私は『豊穣の土』『生命の水』『成長の粉』を取り出した。でも、調合している最中に芽たちが歌い始めた。


「みず〜みず〜、あめふり〜♪」

「ひかり〜ひかり〜、おひさま〜♪」

「つち〜つち〜、やわらか〜♪」


「あら、可愛い歌ですわね」

いつの間にかカタリナもやってきていた。


「カタリナ!芽吹き草を見つけたの!でも、とっても世話焼きが大変で...」


「あら〜!おじょうさま〜♪」

「きれ〜い!きれ〜い!」

「ぼくたちの うた きいて〜♪」


芽たちはカタリナを見つけると、さらに嬉しそうに歌い始めた。


「土壌改良薬、完成よ!」


完成した薬を土にかけると、土がふわふわになって、芽たちはさらに元気になった。


「きもちい〜!」

「げんき〜!げんき〜!」

「うた〜!みんなで うた〜!」


すると、森の奥から別の声が聞こえてきた。


「♪みず〜みず〜♪」

「♪ひかり〜ひかり〜♪」

「♪つち〜つち〜♪」


「え?他にも芽吹き草があるの?」


見回すと、森のあちこちから芽たちが顔を出して、歌い始めていた。
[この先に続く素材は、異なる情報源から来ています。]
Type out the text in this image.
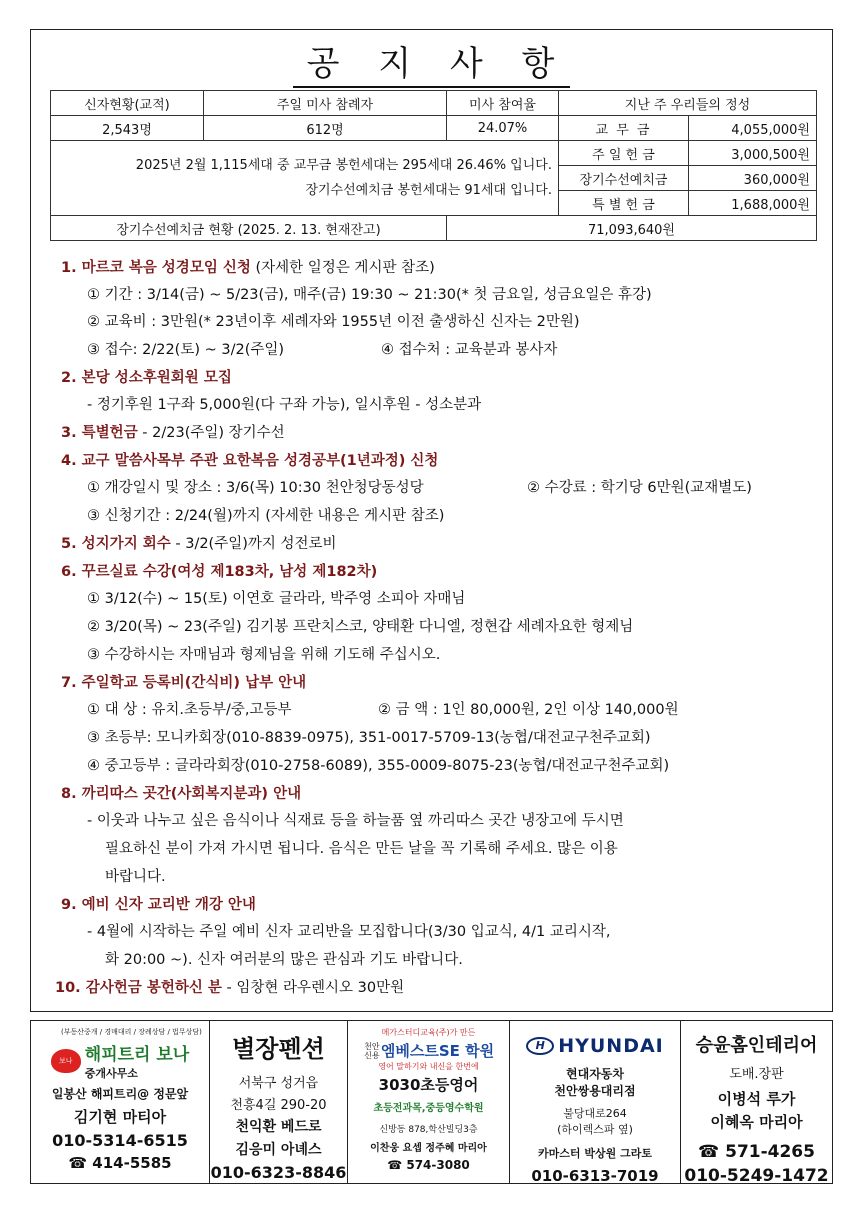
공 지 사 항
신자현황(교적)	주일 미사 참례자	미사 참여율	지난 주 우리들의 정성	
2,543명	612명	24.07%	교 무 금	4,055,000원

2025년 2월 1,115세대 중 교무금 봉헌세대는 295세대 26.46% 입니다.
장기수선예치금 봉헌세대는 91세대 입니다.			주 일 헌 금	3,000,500원
			장기수선예치금	360,000원
			특 별 헌 금	1,688,000원
장기수선예치금 현황 (2025. 2. 13. 현재잔고)		71,093,640원		
1. 마르코 복음 성경모임 신청 (자세한 일정은 게시판 참조)
① 기간 : 3/14(금) ~ 5/23(금), 매주(금) 19:30 ~ 21:30(* 첫 금요일, 성금요일은 휴강)
② 교육비 : 3만원(* 23년이후 세례자와 1955년 이전 출생하신 신자는 2만원)
③ 접수: 2/22(토) ~ 3/2(주일)	④ 접수처 : 교육분과 봉사자
2. 본당 성소후원회원 모집
- 정기후원 1구좌 5,000원(다 구좌 가능), 일시후원 - 성소분과
3. 특별헌금 - 2/23(주일) 장기수선
4. 교구 말씀사목부 주관 요한복음 성경공부(1년과정) 신청
① 개강일시 및 장소 : 3/6(목) 10:30 천안청당동성당	② 수강료 : 학기당 6만원(교재별도)
③ 신청기간 : 2/24(월)까지 (자세한 내용은 게시판 참조)
5. 성지가지 회수 - 3/2(주일)까지 성전로비
6. 꾸르실료 수강(여성 제183차, 남성 제182차)
① 3/12(수) ~ 15(토) 이연호 글라라, 박주영 소피아 자매님
② 3/20(목) ~ 23(주일) 김기봉 프란치스코, 양태환 다니엘, 정현갑 세례자요한 형제님
③ 수강하시는 자매님과 형제님을 위해 기도해 주십시오.
7. 주일학교 등록비(간식비) 납부 안내
① 대 상 : 유치.초등부/중,고등부	② 금 액 : 1인 80,000원, 2인 이상 140,000원
③ 초등부: 모니카회장(010-8839-0975), 351-0017-5709-13(농협/대전교구천주교회)
④ 중고등부 : 글라라회장(010-2758-6089), 355-0009-8075-23(농협/대전교구천주교회)
8. 까리따스 곳간(사회복지분과) 안내
- 이웃과 나누고 싶은 음식이나 식재료 등을 하늘품 옆 까리따스 곳간 냉장고에 두시면
필요하신 분이 가져 가시면 됩니다. 음식은 만든 날을 꼭 기록해 주세요. 많은 이용
바랍니다.
9. 예비 신자 교리반 개강 안내
- 4월에 시작하는 주일 예비 신자 교리반을 모집합니다(3/30 입교식, 4/1 교리시작,
화 20:00 ~). 신자 여러분의 많은 관심과 기도 바랍니다.
10. 감사헌금 봉헌하신 분 - 임창현 라우렌시오 30만원
(부동산중개 / 경매대리 / 장례상담 / 법무상담)
보나 해피트리 보나
중개사무소
일봉산 해피트리@ 정문앞
김기현 마티아
010-5314-6515
☎ 414-5585
별장펜션
서북구 성거읍
천흥4길 290-20
천익환 베드로
김응미 아녜스
010-6323-8846
메가스터디교육(주)가 만든
천안 신용 엠베스트SE 학원
영어 말하기와 내신을 한번에
3030초등영어
초등전과목,중등영수학원
신방동 878,학산빌딩3층
이찬웅 요셉 정주혜 마리아
☎ 574-3080
H HYUNDAI
현대자동차
천안쌍용대리점
불당대로264
(하이렉스파 옆)
카마스터 박상원 그라토
010-6313-7019
승윤홈인테리어
도배.장판
이병석 루가
이혜옥 마리아
☎ 571-4265
010-5249-1472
最初に見つけた芽たちの歌声に誘われて、森中の芽吹き草が合唱を始めたみたい。


「♪みんな〜で〜 うた〜お〜う〜♪」

「♪たのし〜い〜 うた〜♪」

「♪もり〜の〜 なか〜ま〜♪」


森全体が緑の音楽堂になった。大小さまざまな芽たちが、それぞれ違う高さの声で歌っている。高い声、低い声、可愛い声、元気な声...


「これは...森の合唱団ですわね」

カタリナが感動したように呟いた。


「ふみゅみゅ〜♪」

ふわりちゃんも一緒に歌っている。ハーブは「ピューイ♪ピューイ♪」とリズムを取っている。


「私たちも歌いましょうか」

セレーナが提案した。


私たちは芽たちと一緒に歌い始めた。歌詞なんてめちゃくちゃだけど、とても楽しい。森に響く緑の音楽会。


「♪みず〜と〜 ひかり〜と〜 つち〜♪」

「♪みんな〜で〜 そだ〜つ〜♪」

「♪もり〜の〜 なか〜ま〜♪」


歌声が森全体に響いて、鳥たちも一緒に鳴き始めた。リスたちもちょこちょこ出てきて、木の上から手を振っている。


「あっ、そうだ!」

私は空間収納ポケットから、アルケミ領の特製ブドウジュースを取り出した。


「芽たちにも飲んでもらおう」

ジュースを少しずつ芽たちの根元にかけてあげると、芽たちの葉っぱがほんのり紫色に染まった。


「あま〜い!」

「おいし〜い!」

「げんき〜でる〜♪」


芽たちはさらに元気になって、歌声も大きくなった。


「♪ありがと〜う〜 おねえさ〜ん♪」

「♪また〜あそ〜びに〜 きて〜♪」

「♪ずっと〜 ともだち〜♪」


気がつくと、日が傾き始めていた。


「そろそろ帰らないといけませんわね」

カタリナが空を見上げて言った。


「また来るからね、芽たち!」

私が手を振ると、森中の芽たちが一斉に答えた。


「また〜きて〜!」

「まって〜る〜!」

「ばいば〜い♪」


森を後にしながら、私たちはまだ芽たちの歌声を聞いていた。


「今日は薬草探しのはずだったのに、音楽会になっちゃった」


私が苦笑いすると、セレーナが微笑んだ。

「でも、とても素敵な体験でしたね。芽吹き草のサンプルもいくつか分けてもらいましたし」


「そうですわね。あの子たちの歌声は忘れられませんわ」

カタリナも嬉しそうに歌声を口ずさんでいる。


「ふみゅ〜♪」

ふわりちゃんもまだ歌の余韻に浸っている。


「今度はもっと美味しいものを持って行ってあげよう」


私は心の中で決めた。芽たちとの音楽会、きっとまたやりたいな。

森の向こうから、まだ小さく芽たちの歌声が聞こえてくる。今度はどんな歌を歌ってくれるのかな?


「♪また〜あえる〜 ひ〜まで〜♪」


芽たちの可愛い歌声に包まれて、私たちはそれぞれの屋敷への帰り道を歩いた。今日も素敵な一日だった。